Town Talk Features

Overcoming the Odds

Just two weeks after completing an Ironman triathlon in Louisville, Kentucky, St. Louisian Teri Griege received unthinkable news. At age 48, she was diagnosed with stage IV colorectal cancer. That was in 2009. After surgeries, chemotherapy, radiation and two recurrences, she now has been stable for two-and-a-half years and is dedicated to spreading awareness about the disease. “After I received my diagnosis, one of my sisters decided to have her first colonoscopy, and they discovered she had stage III cancer,” Griege says. “I call myself an accidental advocate because my experience helped save my sister’s life.”

Griege’s advocacy is no longer accidental. She’s joined the fight against cancer with the same determination she brings to being an endurance athlete. “Right away, I wanted to give back both locally and nationally,” she recalls. Here in St. Louis, she is on the board for Pedal the Cause and rides annually to benefit research at Siteman Cancer Center and Siteman Kids at St. Louis Children’s Hospital. She’s also a board member for Fight Colorectal Cancer (CRC), a national advocacy organization.

Through her work with Fight CRC, Griege found herself taking on a new challenge: climbing a mountain—literally. One of the nonprofit’s largest annual events is Climb for a Cure. “It was started to raise awareness and to honor courageous cancer survivors through a physical and mental challenge,” Griege explains. From just three climbers at the first event in 2015, it grew to more than 150 people scaling a 14er (a mountain with a peak of at least 14,000 feet) in Colorado last year. 

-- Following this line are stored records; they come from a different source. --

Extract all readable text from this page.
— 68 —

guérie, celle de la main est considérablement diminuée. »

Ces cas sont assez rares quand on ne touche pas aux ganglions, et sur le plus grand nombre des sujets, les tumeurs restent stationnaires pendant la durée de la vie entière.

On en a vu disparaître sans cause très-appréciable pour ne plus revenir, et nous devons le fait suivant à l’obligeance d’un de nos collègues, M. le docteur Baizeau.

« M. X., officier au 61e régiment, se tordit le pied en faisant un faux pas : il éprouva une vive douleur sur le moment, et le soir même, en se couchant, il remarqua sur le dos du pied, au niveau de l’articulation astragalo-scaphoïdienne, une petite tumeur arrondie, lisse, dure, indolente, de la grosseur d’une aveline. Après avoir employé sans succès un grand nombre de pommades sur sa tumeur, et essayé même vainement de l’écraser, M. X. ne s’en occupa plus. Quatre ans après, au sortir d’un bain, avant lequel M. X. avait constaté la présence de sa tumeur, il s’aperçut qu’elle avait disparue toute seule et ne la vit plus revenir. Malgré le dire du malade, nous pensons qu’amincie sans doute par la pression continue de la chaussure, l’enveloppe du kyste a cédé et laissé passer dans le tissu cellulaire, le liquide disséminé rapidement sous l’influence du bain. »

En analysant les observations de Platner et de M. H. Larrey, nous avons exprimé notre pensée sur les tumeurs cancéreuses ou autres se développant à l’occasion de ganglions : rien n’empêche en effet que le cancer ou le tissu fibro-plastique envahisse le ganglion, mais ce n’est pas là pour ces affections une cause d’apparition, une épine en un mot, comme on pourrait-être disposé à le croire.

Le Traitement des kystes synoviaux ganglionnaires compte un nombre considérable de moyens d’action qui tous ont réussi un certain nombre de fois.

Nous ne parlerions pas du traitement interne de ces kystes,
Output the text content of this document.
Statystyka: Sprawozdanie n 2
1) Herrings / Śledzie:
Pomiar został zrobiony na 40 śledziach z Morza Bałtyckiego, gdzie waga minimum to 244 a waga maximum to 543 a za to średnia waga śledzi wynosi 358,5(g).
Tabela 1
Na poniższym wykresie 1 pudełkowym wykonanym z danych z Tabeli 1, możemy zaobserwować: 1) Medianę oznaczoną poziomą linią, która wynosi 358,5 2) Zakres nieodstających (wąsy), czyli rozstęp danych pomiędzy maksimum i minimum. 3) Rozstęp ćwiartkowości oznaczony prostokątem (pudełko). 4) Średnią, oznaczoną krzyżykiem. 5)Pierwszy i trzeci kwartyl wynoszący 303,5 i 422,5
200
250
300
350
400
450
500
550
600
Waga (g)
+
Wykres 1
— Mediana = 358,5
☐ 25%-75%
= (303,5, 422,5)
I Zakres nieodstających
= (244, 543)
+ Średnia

Teri Griege with her son Kyle

Griege learned about Climb for a Cure after attending another event for Fight CRC. While sharing her story with others, she talked about being an endurance athlete and was asked whether she would be interested in getting involved. She immediately agreed. “It was daunting because I didn’t have climbing experience, but I knew it would be a big personal accomplishment and a great way to raise money for an important cause,” she says. “That first climb was amazing. There were 28 of us in 2018, and at the summit, we formed a circle and held hands. It was a very moving moment.”

This year, Griege planned to participate in her third Climb for a Cure at Lake Tahoe, but like so many events, the pandemic forced Fight CRC to switch to a virtual format. Instead of scaling a mountain together, people were invited to complete their own physical challenges Aug. 15, with a combined goal to reach 1 million steps to represent the 1 million colorectal cancer survivors living in the U.S.

While St. Louis didn’t offer any peaks for Griege to scale, she didn’t let that deter her. She opted to complete her own triathlon of sorts, swimming 2 miles, running 5 kilometers and biking 50 miles on the event day. The 5K was especially meaningful because she was joined by three other stage IV colorectal cancer survivors. “It was a great way to mark the day and honor others who have fought this disease,” she says. “We were able to bring together friends and family while still being socially distant.”

Climb for a Cure 2020 was a success. More than 850 cancer patients, survivors, caregivers and loved ones from 47 states participated, raising more than $250,000. And that million step goal? In total, more than 10 million steps were taken. “It was a great chance to raise awareness and educate people,” Griege notes. “Colorectal cancer is the second deadliest cancer and the third most commonly diagnosed. The symptoms may be embarrassing, but people need to be unafraid to seek help. If caught early, this disease is preventable, treatable and beatable.”

Pictured at top: Griege (center left) joined other local stage IV colorectal cancer suvivors for this year’s Climb for a Cure.